Safe as safe can be.  If you’re a malt enthusiast…you’ll probably want to steer clear.  Perhaps finding this a little…run of the mill.  Or perhaps you’re of the sort that is mature enough in your stylings to simply appreciate a really well-made whisky when you try one.  This is not bells and whistles, flash and pomp, fireworks and sex scenes.  Glenfiddich is quite simple really.  A whisky whose craft will pass into lore as the absolute template on how to not go wrong.

The only problem for this guy?  It’s life’s beautiful mistakes that give this world the character and verve that makes me want to rise every morning.  Take away those bumps in the highway and I’m liable to fall asleep at the wheel.

As a rule…keep your Glensafe.  Nine times out of ten I’ll opt for a Springbank.

Though this may sound disparaging, it’s not particularly meant so (as I hope the score attests).  Just thought you and I should be on the same page going forward.

The nose is rich in heather and gooey honey.  Big ol’ baskets of fruit and armfuls of flowers.  Creamy vanilla ice cream, drizzled in creme caramel.  Red apple.  Berries in cream.  Pancakes and syrup.  Though the oak is becoming slightly more pronounced by this milestone, I still don’t think I would peg this at a full 18 years.  Young and vibrant.

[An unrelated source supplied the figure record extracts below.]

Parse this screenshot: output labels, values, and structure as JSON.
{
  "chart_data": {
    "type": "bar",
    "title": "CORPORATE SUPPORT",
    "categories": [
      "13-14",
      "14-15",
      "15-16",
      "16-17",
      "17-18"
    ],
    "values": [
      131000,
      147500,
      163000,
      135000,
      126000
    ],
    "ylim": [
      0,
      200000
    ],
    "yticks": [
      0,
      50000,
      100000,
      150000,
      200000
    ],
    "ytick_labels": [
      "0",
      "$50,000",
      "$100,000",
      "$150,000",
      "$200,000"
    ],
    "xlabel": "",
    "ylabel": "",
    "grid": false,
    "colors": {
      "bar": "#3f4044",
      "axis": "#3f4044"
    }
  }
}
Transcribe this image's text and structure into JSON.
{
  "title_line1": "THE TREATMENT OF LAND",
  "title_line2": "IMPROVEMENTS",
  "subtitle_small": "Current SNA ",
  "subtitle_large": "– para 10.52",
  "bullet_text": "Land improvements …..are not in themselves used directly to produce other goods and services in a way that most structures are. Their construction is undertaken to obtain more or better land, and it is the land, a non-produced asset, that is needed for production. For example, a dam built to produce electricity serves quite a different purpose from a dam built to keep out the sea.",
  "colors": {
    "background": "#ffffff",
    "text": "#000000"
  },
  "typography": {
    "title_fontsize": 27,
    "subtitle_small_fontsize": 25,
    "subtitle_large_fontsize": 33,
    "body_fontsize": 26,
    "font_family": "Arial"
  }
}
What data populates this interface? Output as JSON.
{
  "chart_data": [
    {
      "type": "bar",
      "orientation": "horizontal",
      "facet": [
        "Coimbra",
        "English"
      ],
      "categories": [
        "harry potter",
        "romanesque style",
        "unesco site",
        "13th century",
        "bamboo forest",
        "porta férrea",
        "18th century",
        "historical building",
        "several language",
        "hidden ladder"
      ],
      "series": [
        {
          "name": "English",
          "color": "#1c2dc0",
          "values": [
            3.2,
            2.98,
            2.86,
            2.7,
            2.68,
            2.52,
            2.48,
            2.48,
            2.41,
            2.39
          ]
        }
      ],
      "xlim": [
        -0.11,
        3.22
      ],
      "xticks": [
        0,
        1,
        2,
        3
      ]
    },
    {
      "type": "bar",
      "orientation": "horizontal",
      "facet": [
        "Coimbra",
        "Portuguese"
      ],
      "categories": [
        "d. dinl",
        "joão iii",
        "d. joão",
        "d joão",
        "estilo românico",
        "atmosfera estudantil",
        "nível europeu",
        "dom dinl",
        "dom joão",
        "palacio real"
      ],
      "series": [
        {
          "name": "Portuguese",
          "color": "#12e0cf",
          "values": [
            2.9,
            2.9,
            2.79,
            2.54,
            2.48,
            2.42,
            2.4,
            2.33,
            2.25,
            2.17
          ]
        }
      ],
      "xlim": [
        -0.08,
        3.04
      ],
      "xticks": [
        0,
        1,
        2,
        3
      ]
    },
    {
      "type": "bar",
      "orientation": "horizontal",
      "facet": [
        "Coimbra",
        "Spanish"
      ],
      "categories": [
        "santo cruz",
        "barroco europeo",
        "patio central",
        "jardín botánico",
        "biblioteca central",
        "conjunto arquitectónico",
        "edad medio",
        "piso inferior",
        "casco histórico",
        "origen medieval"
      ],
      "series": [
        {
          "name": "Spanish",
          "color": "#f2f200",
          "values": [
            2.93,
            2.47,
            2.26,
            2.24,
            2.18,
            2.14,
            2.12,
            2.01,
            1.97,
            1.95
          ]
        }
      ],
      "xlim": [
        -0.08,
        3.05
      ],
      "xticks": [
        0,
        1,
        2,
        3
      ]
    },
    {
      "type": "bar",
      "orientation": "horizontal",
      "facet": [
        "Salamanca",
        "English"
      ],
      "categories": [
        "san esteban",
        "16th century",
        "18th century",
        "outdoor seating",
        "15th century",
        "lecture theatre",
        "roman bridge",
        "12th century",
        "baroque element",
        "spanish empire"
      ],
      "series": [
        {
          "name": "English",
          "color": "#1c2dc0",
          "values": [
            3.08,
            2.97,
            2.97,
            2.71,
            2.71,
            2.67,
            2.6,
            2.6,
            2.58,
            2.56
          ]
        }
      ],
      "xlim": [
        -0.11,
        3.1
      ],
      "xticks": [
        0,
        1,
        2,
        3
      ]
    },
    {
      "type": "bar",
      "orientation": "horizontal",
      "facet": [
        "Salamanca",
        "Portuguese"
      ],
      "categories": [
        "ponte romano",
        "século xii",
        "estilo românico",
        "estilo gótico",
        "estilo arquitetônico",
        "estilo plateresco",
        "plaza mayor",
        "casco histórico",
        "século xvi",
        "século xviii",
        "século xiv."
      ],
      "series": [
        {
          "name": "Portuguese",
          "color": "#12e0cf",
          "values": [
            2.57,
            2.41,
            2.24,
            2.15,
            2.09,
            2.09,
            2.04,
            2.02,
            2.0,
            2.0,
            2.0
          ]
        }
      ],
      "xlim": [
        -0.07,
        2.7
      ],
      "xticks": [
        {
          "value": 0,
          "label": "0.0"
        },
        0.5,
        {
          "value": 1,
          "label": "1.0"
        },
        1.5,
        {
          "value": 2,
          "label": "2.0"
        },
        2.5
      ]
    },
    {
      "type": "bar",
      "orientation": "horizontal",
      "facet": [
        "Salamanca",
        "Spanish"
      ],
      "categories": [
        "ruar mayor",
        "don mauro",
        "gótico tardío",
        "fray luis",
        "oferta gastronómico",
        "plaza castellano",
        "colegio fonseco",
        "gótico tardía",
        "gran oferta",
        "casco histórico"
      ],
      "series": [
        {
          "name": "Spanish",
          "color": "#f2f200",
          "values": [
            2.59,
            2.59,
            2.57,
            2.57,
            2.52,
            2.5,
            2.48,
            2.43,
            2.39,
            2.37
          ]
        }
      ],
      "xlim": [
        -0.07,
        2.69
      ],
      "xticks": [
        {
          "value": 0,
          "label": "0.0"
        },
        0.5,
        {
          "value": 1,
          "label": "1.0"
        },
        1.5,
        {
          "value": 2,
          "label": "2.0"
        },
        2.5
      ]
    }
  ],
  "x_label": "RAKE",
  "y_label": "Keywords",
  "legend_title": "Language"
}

The delivery is just as decisively competent as the nose.  Smooth and unchallengingly sweet.  Creamy vanillins dance with dried fruit and crunchy apple.  Lovely really.  Almost refreshing.

How do you fault a whisky of this quality and consistency?  Simple.  You call it boring.


– Reviewed by:  Curt

– Photo:  Curt

Bruichladdich Blacker Still Review

Bruichladdich Blacker Still

50.7% abv

Score:  87/100


Normally a sulfur note this prevalent would leave me searching for a plant or some other discreet location to dump my drink.  However…and this is a big however…there is something that works here.  Somewhat of a ‘succeeds in spite of itself’ scenario.

Those in fear of bold sherry…kindly take leave.  This is monstrous.  20 years old and I imagine more than a couple of those were spent sucking up grape residue from former sherry wood.

So…the malt.

Sulfur.  Heavy and brooding.  Deeply oiled leather.  Beef in burnt teriyaki sauce (over-caramelized sugars…still carrying some salts).  Dates or figs or what have you.  Cherries in dark chocolate.  Think meaty and spicy.  Also think: “when baking your fruitcake…be sure to turn the oven off in time”.

Sulfur, meatiness and burnt notes carry through to the palate.  The sherry is as dense as a Scottish rain cloud.  Heavy toasted sugars.

I realize that some of the afore-said may not give the most favorable impression, but before forming any preconceptions, re-read the ‘however’ that introduces this review.

One final caveat:

Give this whisky a good 15-20 minutes in the glass before devoting time.  It needs to open up.  I promise you this breathing period will allow a little diffusion of the sulfur flaw, and greatly benefit your enjoyment.